Questa parola simboleggia proprio gli aspetti più comuni del nostro atteggiamento mentale, l’ansia prodotta dal fatto che non possiamo essere dappertutto e che c’è probabilmente qualcosa di incredibile che ci stiamo perdendo proprio in questo momento.

Ma quest’ansia che cosa produce dentro di noi ?

Naturalmente ci separa completamente dal momento presente e ci rende impossibile godere del qui ed ora, la nostra mente è focalizzata solo sul pensiero che ci stiamo perdendo qualcosa di importante.
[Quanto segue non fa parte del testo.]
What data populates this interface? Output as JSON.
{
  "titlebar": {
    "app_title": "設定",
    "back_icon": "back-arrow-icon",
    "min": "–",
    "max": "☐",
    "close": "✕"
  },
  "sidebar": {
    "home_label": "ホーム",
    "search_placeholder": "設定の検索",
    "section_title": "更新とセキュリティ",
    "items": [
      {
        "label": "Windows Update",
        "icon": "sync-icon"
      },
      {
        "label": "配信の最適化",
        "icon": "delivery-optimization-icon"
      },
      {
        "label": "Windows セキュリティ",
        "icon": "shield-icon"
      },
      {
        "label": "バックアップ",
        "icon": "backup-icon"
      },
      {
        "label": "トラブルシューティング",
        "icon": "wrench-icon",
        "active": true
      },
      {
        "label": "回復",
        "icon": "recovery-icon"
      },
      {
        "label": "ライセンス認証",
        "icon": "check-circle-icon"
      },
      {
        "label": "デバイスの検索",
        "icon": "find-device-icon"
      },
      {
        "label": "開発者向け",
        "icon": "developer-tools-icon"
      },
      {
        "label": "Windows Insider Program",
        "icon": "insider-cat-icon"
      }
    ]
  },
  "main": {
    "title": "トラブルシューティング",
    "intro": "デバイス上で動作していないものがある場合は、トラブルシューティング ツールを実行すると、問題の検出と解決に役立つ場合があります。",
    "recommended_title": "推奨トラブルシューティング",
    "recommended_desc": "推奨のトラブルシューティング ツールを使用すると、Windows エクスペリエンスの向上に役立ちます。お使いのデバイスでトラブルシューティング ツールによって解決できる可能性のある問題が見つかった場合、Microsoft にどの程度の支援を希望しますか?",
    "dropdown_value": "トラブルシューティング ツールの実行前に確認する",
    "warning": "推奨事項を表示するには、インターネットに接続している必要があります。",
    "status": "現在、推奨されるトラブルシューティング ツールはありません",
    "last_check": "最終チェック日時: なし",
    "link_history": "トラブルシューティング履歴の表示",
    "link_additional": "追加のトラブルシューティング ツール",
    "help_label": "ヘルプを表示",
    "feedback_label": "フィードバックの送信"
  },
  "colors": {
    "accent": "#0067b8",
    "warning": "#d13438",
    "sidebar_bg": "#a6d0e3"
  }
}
Siamo sempre stati attratti da quello che non abbiamo, “l’erba del vicino è sempre la più verde” è un famoso proverbio della cultura popolare, ma ai giorni nostri  i social sono diventati terreno fertile per la ”Fomo”.

Siamo continuamente bombardati da post che ci mostrano cose meravigliose, feste divertentissime, piatti incredibili, successi lavorativi clamorosi, vacanze in posti tropicali, famiglie serene e così via.

Abbastanza per deprimerci, non è vero?

Purtroppo questo fenomeno non è destinato a diminuire, anzi……

Qual è l’alternativa?

“Fomo” come indica l’acronimo trova le sue radici nella paura ed indica un atteggiamento mentale che denota scarsità, deriva dalla convinzione che il momento presente non sia abbastanza, indica che ci stiamo paragonando agli altri e siamo sempre in perdita.

A questo proposito ti do tre semplici suggerimenti che ti daranno la possibilità di cambiare la relazione con i social e creare più spazio per la gioia invece che per l’ansia e la paura.

  1. Considera che nella vita i momenti di alti e bassi si avvicendano per tutti, ma in genere poche persone scrivono volentieri post, nei quali si possa intuire come si sentano depressi.
  2. Resisti al bisogno di riempire i momenti vuoti, controllando quello che avviene su facebook. Prova a notare quando senti il bisogno di controllare e chiediti quanto è importante farlo veramente, perché in questo modo potresti perderti qualcosa di bello che sta succedendo proprio ora. Se ti riesce, fermati….prova soltanto per un minuto a respirare o ad ascoltare i suoni.
  3. Resisti al bisogno di documentare qualsiasi cosa. Sei al ristorante con qualcuno? Non c’è bisogno di far sapere ai tuoi 1500 amici cosa stai mangiando e controllare poi quanti mi piace hanno messo sul post. Considera che questo è solo un tuo tentativo di alimentare la “fomo” di qualcun altro, la tua necessità di dimostrare che stai vivendo una vita degna di nota.

L’ultimo suggerimento è che, anche quando non riesci a farne a meno, fai come faccio io quando indugio un po’ troppo sui social: cerco di esserne consapevole e di essere gentile con me stessa, capisco che certe cose non mi fanno bene e magari le faccio ugualmente, ma a piccole dosi.